Mardi 10 octobre, à l’appel des syndicats de fonctionnaires, plus d’une centaine de manifestations ont eu lieu dans différentes villes du pays. Selon les syndicats, 400 000 personnes ont ainsi manifesté pour exprimer leur mécontentement, un chiffre comparable à celui des manifestations du 12 septembre qui ont concerné surtout le secteur privé.

La majorité des manifestants était des fonctionnaires : enseignants, hospitaliers, territoriaux, qui protestaient contre le gel du point d’indice et les différentes attaques qui les concernent directement. Tous étaient d’accord pour dénoncer non seulement les mesures visant à diminuer leurs rémunérations, mais les 120 000 suppressions de postes prévues par le gouvernement alors que déjà depuis des années des milliers d’autres suppressions d’emplois ont aggravé la situation dans les services publics.

Dans bien des villes, grandes ou petites, des écoles étaient fermées, des bureaux de poste touchés par la grève, des hôpitaux mobilisés contre le manque d’effectifs qui rend la situation bien souvent dramatique pour tous les salariés du secteur. Ils étaient 5 000 à Rennes, 8 000 à Toulouse, Lyon et Marseille.

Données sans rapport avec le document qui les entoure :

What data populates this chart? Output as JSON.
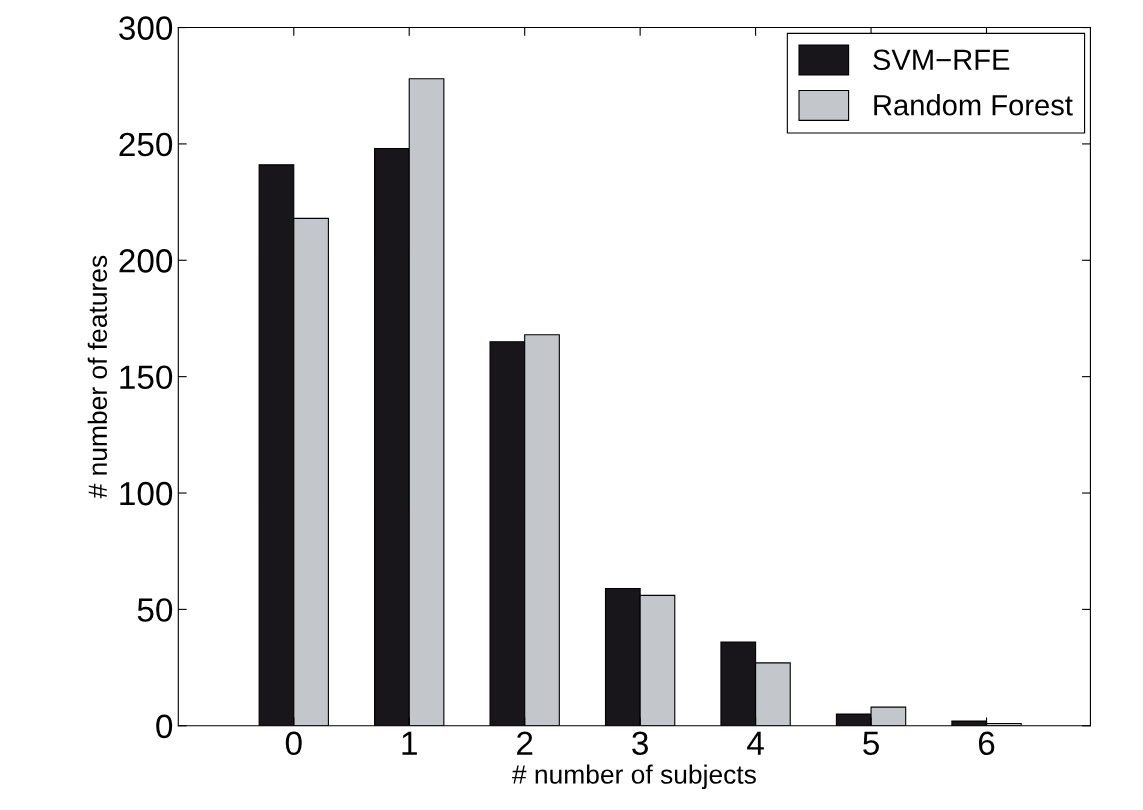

Les cortèges de fonctionnaires ont été rejoints par des lycéens ou des étudiants ainsi que des salariés du privé. À Alençon, les pompiers ont pris part à la manifestation pour dénoncer leur budget en baisse, le non-remplacement des agents de catégorie C et donc des secours de moins en moins en situation de pouvoir intervenir correctement. Au Havre et à Cherbourg, les dockers étaient présents aussi. À Paris, des cortèges de la RATP, de la SNCF, mais aussi quelques travailleurs de Sanofi, PSA, Renault ont participé à cette manifestation.

Au-delà des attaques spécifiques, tous les salariés sentent bien que, si les ordonnances Macron visent ceux du privé, le gouvernement a comme objectif de faire reculer l’ensemble des travailleurs. Tous ceux qui ont participé à ces mobilisations peuvent se féliciter de la réussite de cette journée. Ces rassemblements ont été aussi pour beaucoup l’occasion de discuter de la question principale : comment aller vers une lutte d’ensemble pour faire reculer gouvernement et patronat. En tout état de cause, la journée du 10 octobre, comme celles qui l’ont précédée, ne doit pas rester sans lendemain.